Let him court some Scottish heiress whose mama fancies bagging an English earl.
A venerable tradition, and nobody would think less of him for it. ”
Sir Clive was talking himself into giving up on his cousin, and for all I missed the Hall, et cetera and so forth—the Hall, where I had taken to wasting hours with my brooding and more hours cantering aimlessly about the countryside—Sir Clive was not the only party who’d asked me to find Lord Dantry.
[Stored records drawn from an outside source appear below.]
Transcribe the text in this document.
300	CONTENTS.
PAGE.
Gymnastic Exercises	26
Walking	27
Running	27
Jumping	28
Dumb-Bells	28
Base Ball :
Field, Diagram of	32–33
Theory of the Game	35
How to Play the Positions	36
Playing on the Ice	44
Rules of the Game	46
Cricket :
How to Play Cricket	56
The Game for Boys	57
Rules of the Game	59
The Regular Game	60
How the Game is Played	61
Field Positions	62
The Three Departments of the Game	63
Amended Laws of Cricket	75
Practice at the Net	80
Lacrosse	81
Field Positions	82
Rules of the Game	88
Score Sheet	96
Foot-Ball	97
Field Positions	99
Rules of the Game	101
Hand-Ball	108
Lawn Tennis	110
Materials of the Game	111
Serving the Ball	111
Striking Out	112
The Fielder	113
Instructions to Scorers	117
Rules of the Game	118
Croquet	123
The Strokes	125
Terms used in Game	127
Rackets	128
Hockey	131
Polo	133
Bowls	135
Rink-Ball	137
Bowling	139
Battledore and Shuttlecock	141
Both Miss Weatherby and Mrs. Stoneham had tasked me with the same mission, and they were not on hand to blow retreat.
A silence stretched. The fire burned quietly—no more gusts down the flue—and Sir Clive appeared to be sinking toward sleep. A clock ticked from the gloomy side of the study, and the hounds snored on.
“Nobody looked for me.” I had not meant to say those words, and I wasn’t entirely sure of their significance.
“My French captor assured me of that. He assured me no patrols, scouts, tracking hounds… No effort had been made to find me when I went missing from camp. My failure was simply accepted at face value. I’d let myself be taken captive, or I’d deserted, and that was how I’d be remembered.
A prisoner in all likelihood, a traitor probably, possibly even a fratricide. ”
Sir Clive bestirred himself to scowl at me.
“If you spout that drivel in front of your mother, she will spank you with a stout parasol. Of course an effort was made to find you and that cork-brained brother of yours. Your commanding officers would have rather shot you themselves than allowed you to be subjected to interrogation. For your sake and for theirs. They quietly scoured the countryside, and at Wellington’s personal orders. I’d bet my horse on that.”